Three in the Field (555 words)
The setting sun turned the sky a bedazzling red color. In the field behind the village, children were at play, or so the villagers thought.
Three children stood in the center of the field. Two of them were shoulder-to-shoulder, squaring off with the third, who wore the look of a determined soldier on her face. The singular child was holding a toy bow in her hand, with a few blunt-ended wooden sticks for arrows clutched in her fist. The girl’s hair was shockingly bright blonde, and was styled in an exotic set of mouse-ear buns with tufts or hair hanging loose. Everyone in the village knew the girl by her hairstyle. Her name was Nanarex, but her hair earned her the nickname Mouse.
The two kids in front of Nanarex were boys who stood slightly larger than her. They were brothers, and they loved to pick on the smaller kids of the village. Nanarex was their favorite victim, because she was the only kid who ever tried to fight back.
“'Ey, Mousey, you gonna play hero again?” one of the boys teased. “We beat up your little friend from yesterday. He squealed like a sow.”
Nanarex knitted her eyebrows together. “Excuse me.”
“Yeah, excuse you,” said the other boy. "…For what?’
“I farted.”
The boys threw their heads back in laughter, just like Nanarex thought they would. She was a painfully honest child, who freely admitted all of her faults and blunders to a tee. Endearing, this was, to grown-ups, but to other kids it was neverending humor.
As the boys were laughing, Nanarex nocked a fake arrow into the string of her toy bow, pulled the string back, and let the stick fly. It caught one of the boys between the eyes. He yelped in pain. He was not laughing anymore.
“I’ll end you, Mouse!” he roared, surging forward with his big, meaty hands reaching for Nanarex’s throat. Nanarex backpedaled as fast as she could, narrowly evading the boy’s attempt to choke her. His brother followed up with a wild swing of his fist at Nanarex’s head. She jumped dextrously out of his fist’s path. Without Nanarex’s head to connect with, the boy’s fist found its way to his brother’s skull. The impact knocked his brother unconscious; his brother tumbled to the ground, landing face first in the grass.

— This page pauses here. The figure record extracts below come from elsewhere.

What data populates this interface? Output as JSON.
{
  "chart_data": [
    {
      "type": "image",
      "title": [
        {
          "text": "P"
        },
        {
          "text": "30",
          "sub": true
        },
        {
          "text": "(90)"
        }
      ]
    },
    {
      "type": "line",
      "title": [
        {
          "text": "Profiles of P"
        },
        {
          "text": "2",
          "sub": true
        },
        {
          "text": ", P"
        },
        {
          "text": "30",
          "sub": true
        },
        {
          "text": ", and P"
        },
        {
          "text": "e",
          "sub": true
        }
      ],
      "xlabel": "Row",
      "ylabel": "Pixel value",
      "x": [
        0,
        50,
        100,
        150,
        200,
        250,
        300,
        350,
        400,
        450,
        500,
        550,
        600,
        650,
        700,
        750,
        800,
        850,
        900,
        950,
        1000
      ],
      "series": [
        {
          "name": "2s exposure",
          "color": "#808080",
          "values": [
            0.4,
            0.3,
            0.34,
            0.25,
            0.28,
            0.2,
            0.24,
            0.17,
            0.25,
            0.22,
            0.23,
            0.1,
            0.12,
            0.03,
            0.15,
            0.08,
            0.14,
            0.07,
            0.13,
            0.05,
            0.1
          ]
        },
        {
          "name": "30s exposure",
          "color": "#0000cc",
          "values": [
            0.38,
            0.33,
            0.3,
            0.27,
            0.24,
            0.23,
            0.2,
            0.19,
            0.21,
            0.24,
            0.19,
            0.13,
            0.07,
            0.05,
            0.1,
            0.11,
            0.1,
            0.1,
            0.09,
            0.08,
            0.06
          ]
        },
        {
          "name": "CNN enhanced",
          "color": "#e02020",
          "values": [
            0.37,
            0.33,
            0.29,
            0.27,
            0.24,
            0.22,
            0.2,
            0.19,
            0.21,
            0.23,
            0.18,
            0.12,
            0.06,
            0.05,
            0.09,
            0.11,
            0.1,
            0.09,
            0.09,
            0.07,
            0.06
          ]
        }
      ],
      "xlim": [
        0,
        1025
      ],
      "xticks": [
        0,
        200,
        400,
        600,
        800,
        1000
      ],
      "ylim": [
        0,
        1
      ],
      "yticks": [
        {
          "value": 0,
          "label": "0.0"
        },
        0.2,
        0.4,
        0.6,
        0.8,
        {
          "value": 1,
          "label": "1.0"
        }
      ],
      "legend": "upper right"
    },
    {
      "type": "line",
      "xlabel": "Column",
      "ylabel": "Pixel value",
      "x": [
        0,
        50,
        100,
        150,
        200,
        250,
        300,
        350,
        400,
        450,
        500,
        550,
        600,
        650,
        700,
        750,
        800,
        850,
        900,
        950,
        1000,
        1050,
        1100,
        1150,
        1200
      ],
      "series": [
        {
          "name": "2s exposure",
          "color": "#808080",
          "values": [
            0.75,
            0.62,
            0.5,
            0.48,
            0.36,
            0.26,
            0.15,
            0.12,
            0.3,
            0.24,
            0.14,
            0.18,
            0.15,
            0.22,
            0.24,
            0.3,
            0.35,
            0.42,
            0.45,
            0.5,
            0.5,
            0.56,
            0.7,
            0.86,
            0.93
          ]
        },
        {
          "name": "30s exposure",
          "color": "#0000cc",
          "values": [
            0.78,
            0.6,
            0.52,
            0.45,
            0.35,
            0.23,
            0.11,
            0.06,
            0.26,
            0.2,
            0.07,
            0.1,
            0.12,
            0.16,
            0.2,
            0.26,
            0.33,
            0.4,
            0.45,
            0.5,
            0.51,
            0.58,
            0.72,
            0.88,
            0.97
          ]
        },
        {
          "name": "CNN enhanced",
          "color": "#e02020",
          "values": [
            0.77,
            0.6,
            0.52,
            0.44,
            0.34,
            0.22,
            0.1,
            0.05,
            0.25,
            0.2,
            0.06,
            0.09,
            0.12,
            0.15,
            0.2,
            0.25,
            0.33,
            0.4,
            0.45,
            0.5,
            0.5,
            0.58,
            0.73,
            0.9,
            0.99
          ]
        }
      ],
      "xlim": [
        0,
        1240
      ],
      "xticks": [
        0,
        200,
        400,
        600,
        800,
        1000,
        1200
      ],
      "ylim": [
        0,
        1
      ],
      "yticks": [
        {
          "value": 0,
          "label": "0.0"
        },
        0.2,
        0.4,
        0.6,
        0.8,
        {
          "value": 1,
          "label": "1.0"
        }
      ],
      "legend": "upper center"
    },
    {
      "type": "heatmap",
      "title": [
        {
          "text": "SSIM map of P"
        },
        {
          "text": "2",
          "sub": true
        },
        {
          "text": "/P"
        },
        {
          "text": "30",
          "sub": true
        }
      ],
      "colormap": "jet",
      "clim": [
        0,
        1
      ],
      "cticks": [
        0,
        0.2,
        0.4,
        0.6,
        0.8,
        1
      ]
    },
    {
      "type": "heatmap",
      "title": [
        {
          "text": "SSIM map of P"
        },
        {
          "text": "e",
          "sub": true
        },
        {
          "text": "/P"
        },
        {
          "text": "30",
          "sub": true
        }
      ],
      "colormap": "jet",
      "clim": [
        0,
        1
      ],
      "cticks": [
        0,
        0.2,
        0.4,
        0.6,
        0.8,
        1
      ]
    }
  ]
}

Taking advantage of the momentous distraction, Nanarex nocked another false arrow, and she whispered, “Laima guide my arrow true.” She released the string, and the stick sailed right into the tip of the boy’s nose. The stick bounced off the end of the boy’s nose and flew, spinning end over end, a short distance away and landed concealed by the green blades of field grass.
The sight of his own blood dripping from his nostrils made the boy weep. He turned tail and ran away from Nanarex, abandoning his unconscious brother, crying out for his parents.
Nanarex now felt like the bully. Dropping her toy bow at her feet, she walked over to the unconscious boy who tried to choke her earlier. She knelt beside him and nudged him until he awoke, dazed and confused.
“I guess Laima favored me this round,” Nanarex said cheerfully. She patted the boy on the head, stood, gathered her bow and fallen arrows, and ran back to the village.